If a state’s system mistakenly places a non-citizen on the rolls, it reveals a weakness in administration. If that person then votes in a federal election, it reveals something else too: how much our system relies on attestations, recordkeeping, and after-the-fact enforcement rather than a single national gate that prevents every error upfront.

The Constitution does not promise that administration will be perfect. It does demand, through constitutional structure and federal law, that federal elections have enforceable eligibility rules. Citizenship is one of them.

Common questions

Can non-citizens vote in U.S. elections?

They cannot vote in federal elections. Some localities may allow voting in certain municipal elections, but those rules do not extend to President or Congress, and ballots that combine local and federal races are still federal contests.
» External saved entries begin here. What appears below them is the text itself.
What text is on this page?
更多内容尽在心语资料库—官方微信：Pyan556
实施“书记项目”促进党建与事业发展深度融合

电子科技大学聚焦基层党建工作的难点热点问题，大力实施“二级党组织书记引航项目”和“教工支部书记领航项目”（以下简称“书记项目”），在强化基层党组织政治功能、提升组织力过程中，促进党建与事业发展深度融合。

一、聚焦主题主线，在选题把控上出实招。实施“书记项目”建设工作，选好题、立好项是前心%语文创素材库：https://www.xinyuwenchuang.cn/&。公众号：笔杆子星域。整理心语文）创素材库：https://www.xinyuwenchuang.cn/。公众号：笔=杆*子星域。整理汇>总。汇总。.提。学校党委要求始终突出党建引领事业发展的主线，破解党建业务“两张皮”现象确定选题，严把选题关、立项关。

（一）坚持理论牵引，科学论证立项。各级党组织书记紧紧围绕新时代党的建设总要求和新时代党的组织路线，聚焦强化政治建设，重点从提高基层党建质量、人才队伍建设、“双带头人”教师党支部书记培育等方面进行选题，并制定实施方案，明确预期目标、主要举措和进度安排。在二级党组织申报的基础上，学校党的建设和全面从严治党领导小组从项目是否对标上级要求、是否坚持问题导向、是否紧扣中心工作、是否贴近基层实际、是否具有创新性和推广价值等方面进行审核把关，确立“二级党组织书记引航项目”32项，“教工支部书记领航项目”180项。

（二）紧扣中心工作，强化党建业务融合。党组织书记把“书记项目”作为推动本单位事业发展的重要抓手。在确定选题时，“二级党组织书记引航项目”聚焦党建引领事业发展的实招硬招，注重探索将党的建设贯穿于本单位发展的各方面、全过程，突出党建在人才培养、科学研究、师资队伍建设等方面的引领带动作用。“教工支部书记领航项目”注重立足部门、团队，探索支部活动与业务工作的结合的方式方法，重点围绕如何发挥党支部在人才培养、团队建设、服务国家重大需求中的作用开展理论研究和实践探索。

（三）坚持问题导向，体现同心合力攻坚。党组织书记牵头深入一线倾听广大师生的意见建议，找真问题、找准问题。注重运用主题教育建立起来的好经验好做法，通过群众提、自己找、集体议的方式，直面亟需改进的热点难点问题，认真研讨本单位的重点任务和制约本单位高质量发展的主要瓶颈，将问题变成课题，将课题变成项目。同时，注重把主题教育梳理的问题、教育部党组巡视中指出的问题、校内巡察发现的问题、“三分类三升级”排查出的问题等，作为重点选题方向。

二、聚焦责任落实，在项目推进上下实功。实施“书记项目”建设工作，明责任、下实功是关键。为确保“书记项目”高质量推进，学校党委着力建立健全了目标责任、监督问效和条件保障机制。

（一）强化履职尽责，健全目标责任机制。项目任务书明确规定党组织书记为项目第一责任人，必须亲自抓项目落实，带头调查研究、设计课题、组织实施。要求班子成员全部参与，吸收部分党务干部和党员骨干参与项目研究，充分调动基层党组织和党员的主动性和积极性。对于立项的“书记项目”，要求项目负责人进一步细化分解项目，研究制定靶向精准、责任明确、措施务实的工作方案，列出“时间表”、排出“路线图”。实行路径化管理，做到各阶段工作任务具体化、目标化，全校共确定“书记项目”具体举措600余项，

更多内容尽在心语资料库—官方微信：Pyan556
What is the penalty for illegal voting in federal elections?

It can include federal prosecution under statutes such as 18 U.S.C. § 611 and related false-statement laws, plus possible state charges. For non-citizens, there may also be serious immigration consequences. The exact exposure depends on the facts, including what the person signed and whether the government alleges knowing conduct.

Does automatic voter registration check citizenship?

Modern systems are designed to register only eligible voters, but they depend on agency records and workflow design, which varies by state. Errors can occur if citizenship status is mis-recorded, not properly flagged, or not clearly confirmed during the transaction.

Who can register to vote in New Jersey?

New Jersey requires registrants to meet eligibility conditions that include U.S. citizenship for federal elections. As in other states, the key legal point is that state registration systems must align with federal eligibility rules when federal offices are on the ballot.

What to watch next

Cases like the New Jersey guilty plea tend to produce two competing reactions: one side treats the story as proof the system is broken, the other treats it as proof the system worked because the conduct was detected and prosecuted.

The constitutional reality is less satisfying and more useful: both can be true. Administration can fail at the registration stage, and enforcement can still punish illegal voting after the fact. The question for voters and lawmakers is where to place the emphasis, and what tradeoffs they are willing to accept between access, accuracy, and oversight.